Lauenburg. Hunde fördern die Konzentration von Kindern. Das Projekt „Lesen frei Schnauze“ gibt es in Lauenburg seit 2016.

„Ich kann noch nicht so gut lesen“, sagt Finn leise. Der Neunjährige freut sich trotzdem auf die Vorlesezeit in der Stadtbücherei. Sein Zuhörer „Sam“ lacht nämlich nicht, wenn er sich mal verhaspelt. Er wird auch nicht ungeduldig, wenn er aus Versehen mit dem Finger in den Zeilen verrutscht.

Fynn hat sich das Kinderbuch „Alfons – Volle Fahrt voraus“ ausgesucht. Bevor es losgeht, legt ihm „Sam“ seinen großen Kopf auf die Beine. Es sieht aus, als würde der Hund tatsächlich zuhören, wenn der Junge ihm von Alfons vorliest, der sich freut, mit der alten Bimmelbahn endlich wieder seine Oma zu besuchen. Wenn Fynn die Buchseiten umblättert, blinzelt „Sam“ manchmal mit einem Auge, ansonsten gibt der Hund keinen Mucks von sich.

Kinder lesen „Sam“ gern vor

Einmal in der Woche kommt Sabine Tairinowski mit ihrem „Sam“ in die Stadt- und Schulbücherei am Weingarten.

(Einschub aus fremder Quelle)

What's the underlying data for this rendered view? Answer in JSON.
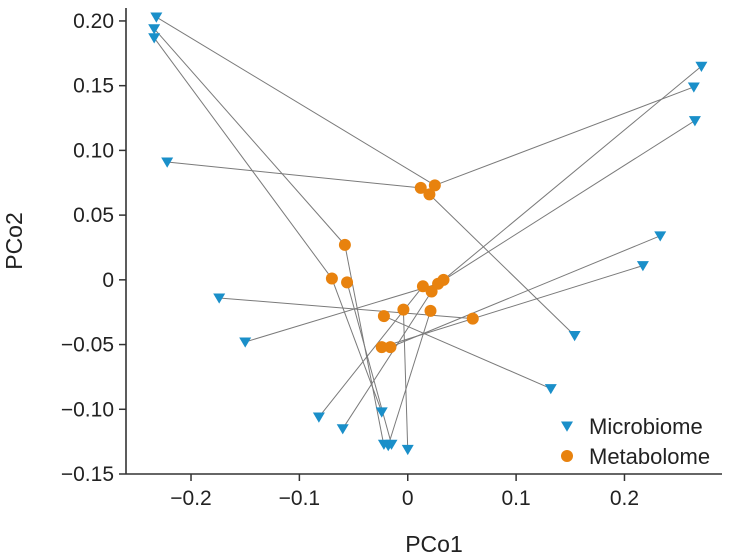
{
  "chart_data": {
    "type": "scatter",
    "title": "",
    "xlabel": "PCo1",
    "ylabel": "PCo2",
    "xlim": [
      -0.26,
      0.29
    ],
    "ylim": [
      -0.15,
      0.21
    ],
    "xticks": [
      -0.2,
      -0.1,
      0,
      0.1,
      0.2
    ],
    "xtick_labels": [
      "−0.2",
      "−0.1",
      "0",
      "0.1",
      "0.2"
    ],
    "yticks": [
      -0.15,
      -0.1,
      -0.05,
      0,
      0.05,
      0.1,
      0.15,
      0.2
    ],
    "ytick_labels": [
      "−0.15",
      "−0.10",
      "−0.05",
      "0",
      "0.05",
      "0.10",
      "0.15",
      "0.20"
    ],
    "series": [
      {
        "name": "Microbiome",
        "marker": "triangle-down",
        "color": "#1a8fc9",
        "points": [
          [
            -0.232,
            0.203
          ],
          [
            -0.234,
            0.194
          ],
          [
            -0.234,
            0.187
          ],
          [
            -0.222,
            0.091
          ],
          [
            -0.174,
            -0.014
          ],
          [
            -0.15,
            -0.048
          ],
          [
            -0.082,
            -0.106
          ],
          [
            -0.06,
            -0.115
          ],
          [
            -0.024,
            -0.102
          ],
          [
            -0.022,
            -0.127
          ],
          [
            -0.018,
            -0.128
          ],
          [
            -0.015,
            -0.127
          ],
          [
            0.0,
            -0.131
          ],
          [
            0.132,
            -0.084
          ],
          [
            0.154,
            -0.043
          ],
          [
            0.217,
            0.011
          ],
          [
            0.233,
            0.034
          ],
          [
            0.264,
            0.149
          ],
          [
            0.265,
            0.123
          ],
          [
            0.271,
            0.165
          ]
        ]
      },
      {
        "name": "Metabolome",
        "marker": "circle",
        "color": "#e8820e",
        "points": [
          [
            -0.07,
            0.001
          ],
          [
            -0.058,
            0.027
          ],
          [
            -0.056,
            -0.002
          ],
          [
            -0.024,
            -0.052
          ],
          [
            -0.022,
            -0.028
          ],
          [
            -0.016,
            -0.052
          ],
          [
            -0.004,
            -0.023
          ],
          [
            0.012,
            0.071
          ],
          [
            0.014,
            -0.005
          ],
          [
            0.02,
            0.066
          ],
          [
            0.021,
            -0.024
          ],
          [
            0.022,
            -0.009
          ],
          [
            0.025,
            0.073
          ],
          [
            0.028,
            -0.003
          ],
          [
            0.033,
            0.0
          ],
          [
            0.06,
            -0.03
          ]
        ]
      }
    ],
    "pairs": [
      [
        [
          -0.232,
          0.203
        ],
        [
          0.025,
          0.073
        ]
      ],
      [
        [
          -0.234,
          0.194
        ],
        [
          -0.058,
          0.027
        ]
      ],
      [
        [
          -0.234,
          0.187
        ],
        [
          -0.07,
          0.001
        ]
      ],
      [
        [
          -0.222,
          0.091
        ],
        [
          0.012,
          0.071
        ]
      ],
      [
        [
          0.264,
          0.149
        ],
        [
          0.025,
          0.073
        ]
      ],
      [
        [
          0.02,
          0.066
        ],
        [
          0.154,
          -0.043
        ]
      ],
      [
        [
          -0.174,
          -0.014
        ],
        [
          0.06,
          -0.03
        ]
      ],
      [
        [
          -0.15,
          -0.048
        ],
        [
          0.028,
          -0.003
        ]
      ],
      [
        [
          -0.058,
          0.027
        ],
        [
          -0.022,
          -0.128
        ]
      ],
      [
        [
          -0.07,
          0.001
        ],
        [
          -0.024,
          -0.102
        ]
      ],
      [
        [
          -0.056,
          -0.002
        ],
        [
          -0.015,
          -0.127
        ]
      ],
      [
        [
          -0.024,
          -0.052
        ],
        [
          0.217,
          0.011
        ]
      ],
      [
        [
          -0.016,
          -0.052
        ],
        [
          0.233,
          0.034
        ]
      ],
      [
        [
          -0.022,
          -0.028
        ],
        [
          0.132,
          -0.084
        ]
      ],
      [
        [
          0.014,
          -0.005
        ],
        [
          -0.082,
          -0.106
        ]
      ],
      [
        [
          0.022,
          -0.009
        ],
        [
          -0.06,
          -0.115
        ]
      ],
      [
        [
          0.033,
          0.0
        ],
        [
          0.271,
          0.165
        ]
      ],
      [
        [
          0.028,
          -0.003
        ],
        [
          0.265,
          0.123
        ]
      ],
      [
        [
          -0.004,
          -0.023
        ],
        [
          0.0,
          -0.131
        ]
      ],
      [
        [
          0.021,
          -0.024
        ],
        [
          -0.018,
          -0.128
        ]
      ]
    ],
    "grid": false,
    "legend": "bottom-right",
    "legend_entries": [
      "Microbiome",
      "Metabolome"
    ],
    "connector_color": "#7a7a7a",
    "axis_color": "#333333"
  }
}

Sie weiß dann schon, welche Kinder ihrem Hund heute vorlesen werden. „Sam“ wird sofort von einer Gruppe Mädchen umringt, die alle gern Vorleserinnen für den tierischen Zuhörer sein würden. „Lesen frei Schnauze“ heißt das Projekt, und die Deutschlehrer der Weingartenschule sind froh darüber, dass sich auch solche Kinder um die Zeit mit „Sam“ reißen, die sonst mit Büchern nicht allzu viel am Hut haben.

Der Landseer-Berner Sennen-Mischling von Sabine Tarinowski bringt alles mit, was für einen Zuhörerhund wichtig ist: Es scheint nämlich, als könne den schwarz-weißen Riesen nichts aus der Ruhe bringen. „Und er mag Kinder über alles“, erzählt sein Frauchen. Büchereileiterin Uta Silderhuis weiß, wie positiv sich das Projekt auf die Kinder auswirkt. „Wir hatten es auch schon mal mit einem anderen, kleineren Hund ausprobiert, aber der war einfach zu quirlig“, sagt sie.

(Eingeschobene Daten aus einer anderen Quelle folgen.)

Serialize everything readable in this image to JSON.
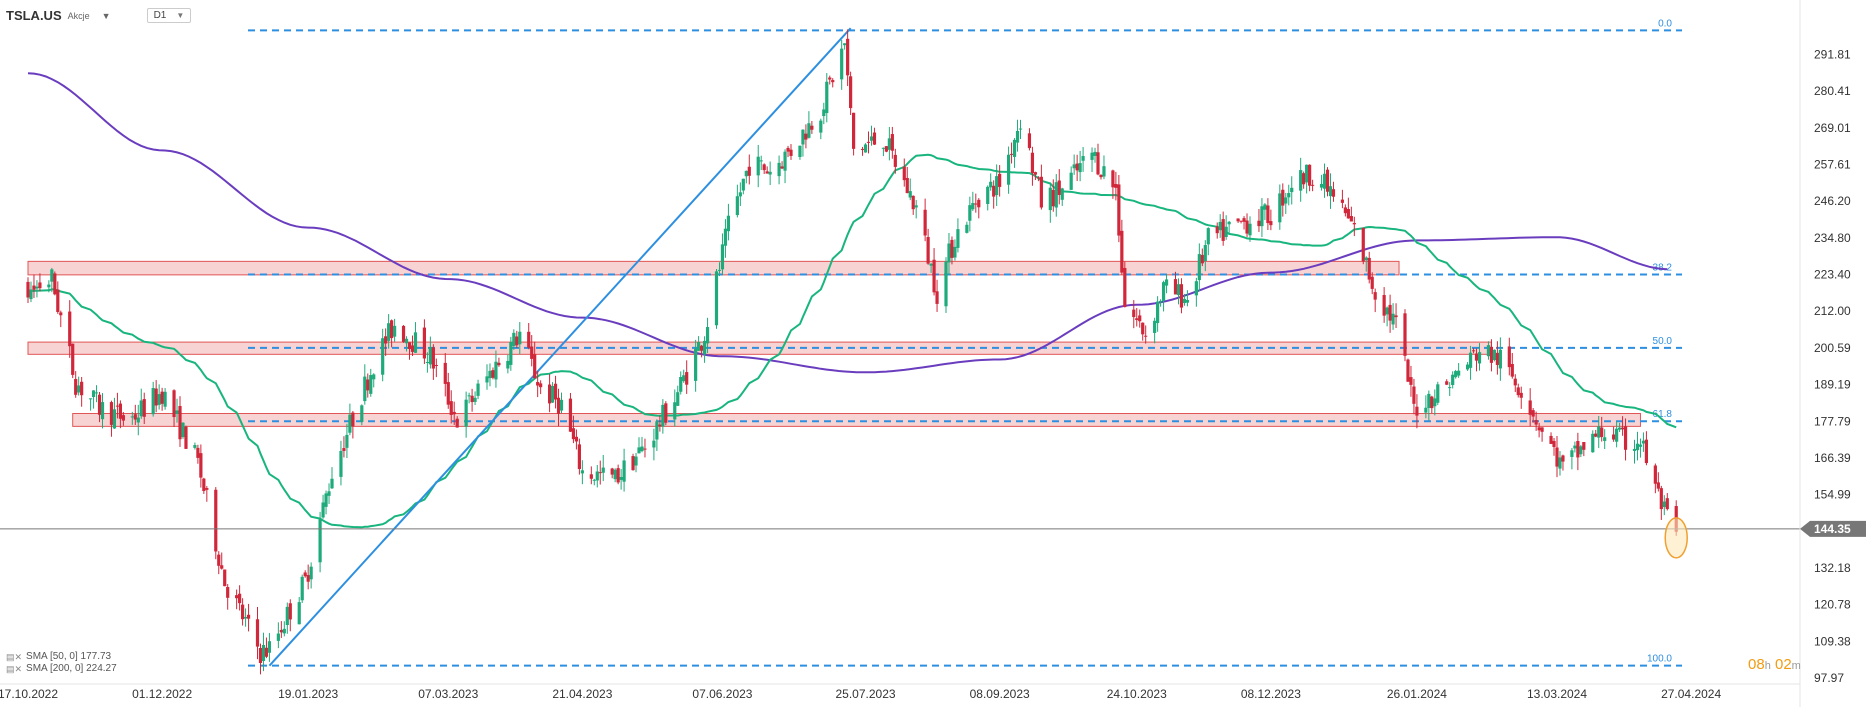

Ruhe überträgt sich auf die Kinder

„Sam“ dagegen ist der ideale Zuhörer. Sabine Tarinowski freut sich, wenn sie merkt, dass die meisten Kinder deutliche Fortschritte machen, wenn sie ihrem Hund mehrmals vorgelesen haben. Nur ganz selten korrigiert sie eine Textzeile, meist sitzt sie nur still dabei und legt „Sam“ eine Hand auf das Fell. Diese Ruhe überträgt sich auf die Kinder. Auch Fynn lässt sich nicht ablenken vom quirligen Büchereibetrieb. Und so erfährt „Sam“, dass es nicht nur Alfons ist, der mit der alten Bahn fahren möchte: Herbert Elch, Bodo Bär und Dr. Eichhörnchen sind mit von der Partie.

Wer einen kinderlieben, ruhigen Hund hat, tagsüber etwas Zeit und das Projekt unterstützen möchte, kann sich bei Uta Silderhuis unter der Nummer (0 41 53) 20 96 melden. „Es wäre schön, wenn wir noch mehr Kindern diese Leseförderung ermöglichen könnten“, wünscht sich die Büchereichefin.

Projekt „Lesen mit Hund“

Die Lesekompetenz von Kindern unter Einbeziehung von Hunden zu fördern, gewinnt zunehmende Bedeutung in der pädagogischen Praxis. Erste wissenschaftliche Studien dokumentieren positive Effekte des Lesens mit Hund, sowohl hinsichtlich Lesekompetenz als auch Motivation der Schüler. Ein weiterer Aspekt ist der Stressabbau bei den Kindern. Dadurch werden insgesamt gute Bedingungen für Lernerfolge, wie positive Stimmung, gesteigerte Konzentration und Motivation unterstützt, argumentieren Befürworter.

In Lauenburg gibt es dieses Projekt seit zwei Jahren. Die Deutschlehrer entscheiden, welchem Kind diese Leseförderung helfen könnte. Kosten entstehen den Eltern dafür nicht. Die Hundebesitzer sind ehrenamtlich dabei.